To start, an aftermarket part is any part for a vehicle that does not come from the vehicle’s manufacturer. The vast majority of independent shops (shops not operated by/aligned with any manufacturer, i.e. the shop at a Ford dealership) will use aftermarket parts if they have a relationship with an insurer. The number one reason that most shops will use aftermarket parts is price. Almost without fail, aftermarket parts are cheaper than the comparable OEM part. Unfortunately, most often, the old saying “you get what you pay for” is true when it comes to aftermarket parts.

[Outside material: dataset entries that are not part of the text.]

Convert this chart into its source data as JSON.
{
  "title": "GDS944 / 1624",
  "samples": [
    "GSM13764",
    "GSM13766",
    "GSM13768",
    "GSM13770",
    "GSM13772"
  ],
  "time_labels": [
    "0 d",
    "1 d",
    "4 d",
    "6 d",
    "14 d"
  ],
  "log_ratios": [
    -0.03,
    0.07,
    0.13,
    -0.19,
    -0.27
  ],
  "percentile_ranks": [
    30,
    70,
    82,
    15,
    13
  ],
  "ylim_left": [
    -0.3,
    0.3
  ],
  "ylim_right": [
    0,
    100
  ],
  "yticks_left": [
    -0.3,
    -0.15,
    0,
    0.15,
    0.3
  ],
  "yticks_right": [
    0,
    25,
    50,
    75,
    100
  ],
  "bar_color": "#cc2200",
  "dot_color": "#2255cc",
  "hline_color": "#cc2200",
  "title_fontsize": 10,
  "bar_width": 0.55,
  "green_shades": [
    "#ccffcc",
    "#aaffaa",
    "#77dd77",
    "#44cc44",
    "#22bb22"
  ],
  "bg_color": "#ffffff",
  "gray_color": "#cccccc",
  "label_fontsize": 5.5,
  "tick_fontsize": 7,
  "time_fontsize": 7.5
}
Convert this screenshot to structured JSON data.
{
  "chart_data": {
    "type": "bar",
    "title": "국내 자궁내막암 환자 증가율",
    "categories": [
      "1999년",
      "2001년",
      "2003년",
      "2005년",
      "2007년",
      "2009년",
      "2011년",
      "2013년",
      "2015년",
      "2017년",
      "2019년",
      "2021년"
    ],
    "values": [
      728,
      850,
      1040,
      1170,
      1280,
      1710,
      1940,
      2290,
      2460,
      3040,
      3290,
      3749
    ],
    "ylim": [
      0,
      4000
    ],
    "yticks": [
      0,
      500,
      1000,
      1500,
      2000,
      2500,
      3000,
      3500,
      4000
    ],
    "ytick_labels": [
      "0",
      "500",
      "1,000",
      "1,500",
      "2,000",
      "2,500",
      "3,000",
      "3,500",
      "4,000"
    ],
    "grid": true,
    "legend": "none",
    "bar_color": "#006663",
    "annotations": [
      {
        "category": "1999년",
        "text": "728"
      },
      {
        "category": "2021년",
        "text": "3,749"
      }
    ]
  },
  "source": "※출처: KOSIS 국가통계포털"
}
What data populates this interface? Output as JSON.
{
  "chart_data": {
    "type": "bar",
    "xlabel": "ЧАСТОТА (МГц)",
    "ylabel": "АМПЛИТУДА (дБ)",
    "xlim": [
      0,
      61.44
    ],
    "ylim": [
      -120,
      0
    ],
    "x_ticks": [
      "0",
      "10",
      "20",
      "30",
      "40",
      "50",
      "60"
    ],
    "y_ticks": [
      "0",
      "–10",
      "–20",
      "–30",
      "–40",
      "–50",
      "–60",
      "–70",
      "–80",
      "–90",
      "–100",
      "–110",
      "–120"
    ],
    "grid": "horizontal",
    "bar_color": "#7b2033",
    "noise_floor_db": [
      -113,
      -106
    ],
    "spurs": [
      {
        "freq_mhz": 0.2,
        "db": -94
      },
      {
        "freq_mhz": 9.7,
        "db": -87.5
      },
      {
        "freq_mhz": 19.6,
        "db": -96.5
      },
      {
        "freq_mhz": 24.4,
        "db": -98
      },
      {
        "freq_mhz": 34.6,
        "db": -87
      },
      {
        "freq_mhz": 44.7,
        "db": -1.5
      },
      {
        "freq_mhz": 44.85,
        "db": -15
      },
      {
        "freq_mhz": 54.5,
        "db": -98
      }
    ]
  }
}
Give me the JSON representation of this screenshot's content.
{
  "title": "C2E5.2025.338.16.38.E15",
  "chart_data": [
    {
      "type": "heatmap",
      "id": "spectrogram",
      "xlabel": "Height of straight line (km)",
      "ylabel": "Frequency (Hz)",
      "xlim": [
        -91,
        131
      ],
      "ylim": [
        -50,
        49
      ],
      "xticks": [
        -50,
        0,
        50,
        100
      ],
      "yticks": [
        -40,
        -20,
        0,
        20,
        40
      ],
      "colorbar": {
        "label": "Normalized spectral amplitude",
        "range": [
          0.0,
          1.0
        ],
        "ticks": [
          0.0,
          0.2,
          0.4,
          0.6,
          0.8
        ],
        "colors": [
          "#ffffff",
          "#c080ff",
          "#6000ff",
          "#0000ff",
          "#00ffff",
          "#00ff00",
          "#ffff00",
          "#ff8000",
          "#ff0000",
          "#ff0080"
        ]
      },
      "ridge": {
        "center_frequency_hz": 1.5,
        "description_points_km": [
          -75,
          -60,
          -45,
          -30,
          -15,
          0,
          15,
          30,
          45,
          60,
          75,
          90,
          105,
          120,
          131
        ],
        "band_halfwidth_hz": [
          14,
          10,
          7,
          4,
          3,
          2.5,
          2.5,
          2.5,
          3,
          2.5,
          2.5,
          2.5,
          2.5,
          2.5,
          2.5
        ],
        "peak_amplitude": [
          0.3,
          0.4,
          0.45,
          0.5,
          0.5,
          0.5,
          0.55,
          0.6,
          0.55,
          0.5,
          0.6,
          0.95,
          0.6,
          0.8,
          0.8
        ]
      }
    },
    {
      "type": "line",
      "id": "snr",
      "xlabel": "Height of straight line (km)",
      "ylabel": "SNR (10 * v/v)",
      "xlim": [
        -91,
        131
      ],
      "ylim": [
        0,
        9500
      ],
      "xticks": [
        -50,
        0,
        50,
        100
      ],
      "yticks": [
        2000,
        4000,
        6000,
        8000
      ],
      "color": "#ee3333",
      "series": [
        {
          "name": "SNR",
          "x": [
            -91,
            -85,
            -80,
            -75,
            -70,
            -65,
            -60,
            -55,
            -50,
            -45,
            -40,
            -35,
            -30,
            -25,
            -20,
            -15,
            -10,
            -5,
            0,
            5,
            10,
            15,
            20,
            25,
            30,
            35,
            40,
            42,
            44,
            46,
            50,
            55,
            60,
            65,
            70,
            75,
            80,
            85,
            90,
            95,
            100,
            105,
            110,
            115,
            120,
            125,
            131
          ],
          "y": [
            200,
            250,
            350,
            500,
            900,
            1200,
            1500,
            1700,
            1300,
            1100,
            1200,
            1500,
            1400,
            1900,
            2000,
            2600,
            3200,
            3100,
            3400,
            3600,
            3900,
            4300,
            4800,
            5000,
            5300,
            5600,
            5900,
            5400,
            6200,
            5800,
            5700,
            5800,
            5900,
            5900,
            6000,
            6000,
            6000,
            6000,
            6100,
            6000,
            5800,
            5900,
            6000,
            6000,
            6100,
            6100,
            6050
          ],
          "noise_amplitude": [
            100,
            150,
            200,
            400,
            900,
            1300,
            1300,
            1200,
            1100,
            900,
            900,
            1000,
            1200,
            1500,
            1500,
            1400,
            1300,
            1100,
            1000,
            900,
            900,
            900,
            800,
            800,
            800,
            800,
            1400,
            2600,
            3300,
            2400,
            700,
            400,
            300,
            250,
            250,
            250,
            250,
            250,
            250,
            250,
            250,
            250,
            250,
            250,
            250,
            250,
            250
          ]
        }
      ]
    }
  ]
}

Usually, to get an aftermarket part that is of the same or similar quality to the original part, you would have to pay as much, if not more, than you would for an OEM part. Most body shops are not willing to pay the extra money to get a quality aftermarket part. After all, they’re using aftermarket parts to save money, not spend it. Studies done by various groups, including Ford Motor Company, have shown that aftermarket parts are inferior to OEM and can be a serious detriment to the effectiveness of the safety measures in your vehicle. Not only that, if you’re in another accident in your vehicle, the next time you go back in for repairs, your repair bill will likely be considerably higher than if you had used OEM parts. For more on this, check out this YouTube video about a study done by Ford:
In order to help you gain a better picture of the difference between OEM and aftermarket parts, I have to tell you a little more about OEM parts. OEM parts are parts that are made by the vehicle’s manufacturer. When you use an OEM replacement part, you are replacing the original part with a part direct from the manufacturer that is engineered to fit and perform exactly the same as the original. OEM parts offer a much more reliable repair than aftermarket parts. With an OEM part, you are assured of its quality. You know exactly what you are getting with an OEM part because it is exactly the same as the part you are replacing. This offers a certain peace of mind because you know what to expect from that part.
If you want the assurances and peace of mind that quality can bring, you are better off going with OEM parts. Insist that your body shop use only OEM parts to repair you vehicle. Otherwise, they may try to cut corners to save themselves and the insurance companies money. OEM parts may have a slightly higher cost associated with them, but the question you have to ask is, “Is it worth the extra cost to be assured of your safety?” If it is, go with OEM parts.